Regarding a variable which at any time can have one of two values, but which we only have a limited number of samples for, I'd like to be able to make a statement along the lines of:
With 95% certainty, x is 1 80% of the time
The properties of x are that it can change state at any time. Rapid sampling is not an option and edge detection is not an option. Periodic sampling may give a misleading view if the signal itself is in any way periodic, so the correct thing to do seems to me to be random sampling. Which is what prompted me to post this question.

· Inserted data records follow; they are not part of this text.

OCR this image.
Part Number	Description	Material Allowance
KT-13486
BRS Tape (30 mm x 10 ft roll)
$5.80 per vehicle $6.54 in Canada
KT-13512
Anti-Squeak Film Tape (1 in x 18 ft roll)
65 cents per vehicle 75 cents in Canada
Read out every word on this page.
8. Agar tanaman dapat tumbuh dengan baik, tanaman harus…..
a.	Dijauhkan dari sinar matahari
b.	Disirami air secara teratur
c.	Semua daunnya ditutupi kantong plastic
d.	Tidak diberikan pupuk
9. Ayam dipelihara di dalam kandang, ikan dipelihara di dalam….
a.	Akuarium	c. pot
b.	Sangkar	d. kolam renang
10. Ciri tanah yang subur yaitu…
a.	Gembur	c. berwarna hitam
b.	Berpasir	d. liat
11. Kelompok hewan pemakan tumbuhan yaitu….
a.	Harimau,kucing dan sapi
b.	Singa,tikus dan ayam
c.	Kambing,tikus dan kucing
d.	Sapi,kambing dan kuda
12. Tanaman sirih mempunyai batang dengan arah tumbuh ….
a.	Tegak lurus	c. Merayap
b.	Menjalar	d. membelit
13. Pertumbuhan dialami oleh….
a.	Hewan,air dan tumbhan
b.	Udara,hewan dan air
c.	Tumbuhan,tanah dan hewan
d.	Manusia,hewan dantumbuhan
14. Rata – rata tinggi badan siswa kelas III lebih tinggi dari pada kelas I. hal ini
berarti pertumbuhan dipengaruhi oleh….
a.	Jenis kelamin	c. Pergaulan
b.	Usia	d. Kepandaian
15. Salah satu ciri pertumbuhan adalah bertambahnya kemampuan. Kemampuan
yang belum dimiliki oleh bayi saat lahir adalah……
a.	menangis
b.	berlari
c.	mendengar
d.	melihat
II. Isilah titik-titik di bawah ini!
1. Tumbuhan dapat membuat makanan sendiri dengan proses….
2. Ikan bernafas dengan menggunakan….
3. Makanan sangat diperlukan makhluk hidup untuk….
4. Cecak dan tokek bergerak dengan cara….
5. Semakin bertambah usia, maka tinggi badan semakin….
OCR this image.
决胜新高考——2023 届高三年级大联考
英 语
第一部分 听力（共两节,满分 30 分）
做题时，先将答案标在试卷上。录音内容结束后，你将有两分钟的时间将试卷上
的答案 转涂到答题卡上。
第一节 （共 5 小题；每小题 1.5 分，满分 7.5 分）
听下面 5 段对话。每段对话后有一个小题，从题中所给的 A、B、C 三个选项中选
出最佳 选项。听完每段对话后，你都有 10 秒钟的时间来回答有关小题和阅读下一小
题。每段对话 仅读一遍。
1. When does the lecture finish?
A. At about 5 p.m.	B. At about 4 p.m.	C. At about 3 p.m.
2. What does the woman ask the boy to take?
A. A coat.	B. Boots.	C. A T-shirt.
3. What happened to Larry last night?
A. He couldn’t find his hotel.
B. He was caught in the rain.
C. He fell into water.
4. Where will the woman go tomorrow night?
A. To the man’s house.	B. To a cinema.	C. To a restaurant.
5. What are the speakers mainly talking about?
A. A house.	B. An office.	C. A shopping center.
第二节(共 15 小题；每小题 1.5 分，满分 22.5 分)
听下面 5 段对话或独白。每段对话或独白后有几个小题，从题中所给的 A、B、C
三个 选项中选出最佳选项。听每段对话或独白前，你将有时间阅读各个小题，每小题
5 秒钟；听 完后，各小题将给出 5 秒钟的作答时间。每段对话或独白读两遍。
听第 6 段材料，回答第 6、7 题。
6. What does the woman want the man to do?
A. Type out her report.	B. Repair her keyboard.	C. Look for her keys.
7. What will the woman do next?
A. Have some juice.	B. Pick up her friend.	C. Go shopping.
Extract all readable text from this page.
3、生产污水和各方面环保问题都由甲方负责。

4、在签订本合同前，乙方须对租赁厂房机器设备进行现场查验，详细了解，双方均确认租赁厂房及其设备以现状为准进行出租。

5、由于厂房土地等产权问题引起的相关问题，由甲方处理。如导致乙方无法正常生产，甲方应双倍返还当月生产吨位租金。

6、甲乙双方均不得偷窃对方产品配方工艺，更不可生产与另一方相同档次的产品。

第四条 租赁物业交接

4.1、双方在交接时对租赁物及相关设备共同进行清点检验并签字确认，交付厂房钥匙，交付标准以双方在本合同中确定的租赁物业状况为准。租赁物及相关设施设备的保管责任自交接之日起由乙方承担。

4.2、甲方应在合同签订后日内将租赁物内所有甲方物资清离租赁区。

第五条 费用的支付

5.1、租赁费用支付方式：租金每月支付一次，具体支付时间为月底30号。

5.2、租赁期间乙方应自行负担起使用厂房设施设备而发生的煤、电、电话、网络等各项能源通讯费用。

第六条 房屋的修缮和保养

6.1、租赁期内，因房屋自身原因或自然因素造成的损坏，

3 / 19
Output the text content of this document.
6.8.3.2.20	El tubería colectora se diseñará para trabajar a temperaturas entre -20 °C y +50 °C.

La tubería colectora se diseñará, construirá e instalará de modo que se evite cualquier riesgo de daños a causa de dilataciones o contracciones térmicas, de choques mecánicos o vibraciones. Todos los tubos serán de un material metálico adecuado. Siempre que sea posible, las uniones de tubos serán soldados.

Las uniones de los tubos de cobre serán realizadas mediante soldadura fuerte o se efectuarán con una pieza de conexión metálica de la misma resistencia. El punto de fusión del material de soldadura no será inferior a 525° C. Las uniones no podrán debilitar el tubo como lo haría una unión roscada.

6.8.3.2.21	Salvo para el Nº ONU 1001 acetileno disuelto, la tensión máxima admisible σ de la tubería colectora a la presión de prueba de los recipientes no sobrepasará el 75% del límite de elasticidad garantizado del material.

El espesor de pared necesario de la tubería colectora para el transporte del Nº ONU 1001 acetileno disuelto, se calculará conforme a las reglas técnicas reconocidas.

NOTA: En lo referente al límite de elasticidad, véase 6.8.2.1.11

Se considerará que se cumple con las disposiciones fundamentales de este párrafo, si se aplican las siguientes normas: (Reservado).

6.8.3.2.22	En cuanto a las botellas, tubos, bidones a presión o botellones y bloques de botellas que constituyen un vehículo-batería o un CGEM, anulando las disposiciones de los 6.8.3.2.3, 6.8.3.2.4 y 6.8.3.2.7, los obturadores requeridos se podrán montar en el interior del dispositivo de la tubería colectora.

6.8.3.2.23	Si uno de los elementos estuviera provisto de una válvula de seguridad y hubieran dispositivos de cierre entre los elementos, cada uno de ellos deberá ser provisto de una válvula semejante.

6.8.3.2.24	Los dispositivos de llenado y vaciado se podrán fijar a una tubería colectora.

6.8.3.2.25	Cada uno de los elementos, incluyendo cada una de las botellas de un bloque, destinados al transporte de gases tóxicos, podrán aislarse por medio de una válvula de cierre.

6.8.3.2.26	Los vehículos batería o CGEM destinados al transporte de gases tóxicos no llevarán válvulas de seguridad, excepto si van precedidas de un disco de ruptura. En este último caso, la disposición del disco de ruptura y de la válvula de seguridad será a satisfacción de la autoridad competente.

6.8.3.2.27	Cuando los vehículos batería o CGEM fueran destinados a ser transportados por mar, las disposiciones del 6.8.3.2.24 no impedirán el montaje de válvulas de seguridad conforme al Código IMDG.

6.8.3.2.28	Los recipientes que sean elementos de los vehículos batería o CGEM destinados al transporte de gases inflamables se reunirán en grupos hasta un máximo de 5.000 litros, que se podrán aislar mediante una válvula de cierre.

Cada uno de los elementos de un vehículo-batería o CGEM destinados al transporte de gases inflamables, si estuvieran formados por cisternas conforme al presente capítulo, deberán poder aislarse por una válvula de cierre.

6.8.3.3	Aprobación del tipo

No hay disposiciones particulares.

Given an infinite number of samples, the confidence in the estimate of the distribution between the two states becomes 100%. Given a single sample, the confidence will obviously be close to (or actually) zero. What is the function that equates number of samples to level of confidence?
I have N samples, therefore the confidence is x%
I want x% confidence, therefore I need N samples
I'm aware that similar sounding questions have been asked, but the replies very quickly ascend into terminology and notation that is beyond my faded statistics knowledge.
Let me try to answer without "ascending" too far.
Call one state 'Success' and the other 'Failure', Then the probability of 'Success' on any one of $n$ occasions in random sampling is $\theta.$
If we observe $X$ successes in $n$ trials then the estimate of $\theta$ is $\hat \theta = X/n$. For large $n$, the traditional 95% confidence interval for $\theta$ is $$\hat \theta \pm 1.96\sqrt{\hat \theta(1-\hat\theta)/n}.$$ From there, one can find the $n$ required for the 'margin of error' $E = 1.96\sqrt{\hat \theta(1-\hat\theta)/n}$ to be of a desired size. For example, if if $\hat \theta \approx 1/2$ then $E \approx 1/\sqrt{n},$ so it takes a sample size of $n \approx 1100$ to get $E \approx .03 = 3\%.$ Pollsters often use this formula for the margin of sampling error in a public opinion poll even for $.3 < \hat \theta < .7.$
For example, if $n = 300$ and $X = 134,$ then $\hat \theta = 134/300 = 0.446 = 44.6\%$. You cannot say $\theta = 44.6\%$ exactly, but a 95% CI for $\theta$ is $\hat \theta \pm E,$ which computes to the interval $(39.0\%, 50.3\%).$ A larger sample size $n$ would tend to give a shorter interval.
For smaller sample sizes (say less than a few hundred), more accurate 95% CIS can be obtained by using adjusted values $\hat \theta^+ = (X +2)/(n+4)$ and $n^+ = n + 4$ in the formula displayed above.
For example, if $n = 50$ and $X = 23$ then $\hat \theta^+ = 25/54 = 46.3%$ and the (adjusted) CI is the relatively wide interval $(33.0\%, 59.6\%)$ on account of the smaller sample size.
Note: I stress that the discussion above applies to random sampling from a stable population or process. You are wondering whether the value of $\theta$ may fluctuate according to some unspecified process, perhaps periodically. With such a vague specification of the problem, there is no guarantee that this answer (or any other one) can be reliably accurate.